Rund die Hälfte der Roma in Tschechien lebt am sozialen Rand. Die Organisation RomPraha will Kindern und Jugendlichen Zukunftsperspektiven bieten – und setzt dafür auf Freizeitangebote und Bildung. Doch die Probleme der Roma haben tiefe Wurzeln.

Wenn Radek Kousal die Kinder aus der Nachbarschaft betreut, folgen ihm seine zwei jüngsten Enkel auf Schritt und Tritt.
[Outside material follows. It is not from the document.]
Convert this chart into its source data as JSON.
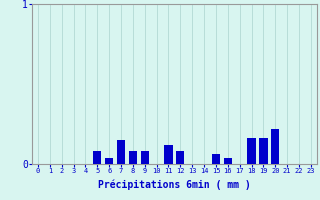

Jedes Wochenende geht Radek Kousal mit einer Kollegin in Cerny Most spazieren – und sucht auf den Straßen nach Kindern und Jugendlichen. Hier, in einem kleinen Park zwischen alten Plattenbauten, findet er sie besonders häufig. „Da sitzen die Kinder dann – 12, 13 oder 14 Jahre alt – und rauchen. Manche probieren Drogen“, erzählt er und zeigt auf eine Steinbank am Wegrand. Auf dem Asphalt davor liegen ein paar Zigarettenstummel verstreut, im Gras dahinter noch mehr. „Dann gehe ich hin und frage: Was macht ihr hier? Kommt doch ins Community Center. Da könnt ihr boxen oder Fußball spielen.“

Radek ist 55 Jahre alt, dreifacher Opa, recht klein mit ein bisschen Bauch. Meistens schaut er ernst und könnte dann mit seinen kurzen, grauen Haaren und dem Stoppelbart fast ein bisschen einschüchternd wirken, wenn da nicht die Lachfalten an seinen Augen wären. Wie seine Frau arbeitet Radek für die Organisation RomPraha, die Angehörige der Roma-Minderheit in Prag unterstützt. Seit knapp einem Jahr betreibt der Verband ein Gemeinschaftszentrum im Stadtviertel Cerny Most und bietet dort alles von Nachhilfeunterricht und Kinderbetreuung bis hin zu Boxtraining und Tanzgruppen an. Die kostenlosen Angebote sollen Roma-Kindern und -Jugendlichen einen sicheren Ort bieten, an dem sie sich entfalten können. Lernen, Freunde finden, einfach mal Spaß haben – als Alternative zur Straße.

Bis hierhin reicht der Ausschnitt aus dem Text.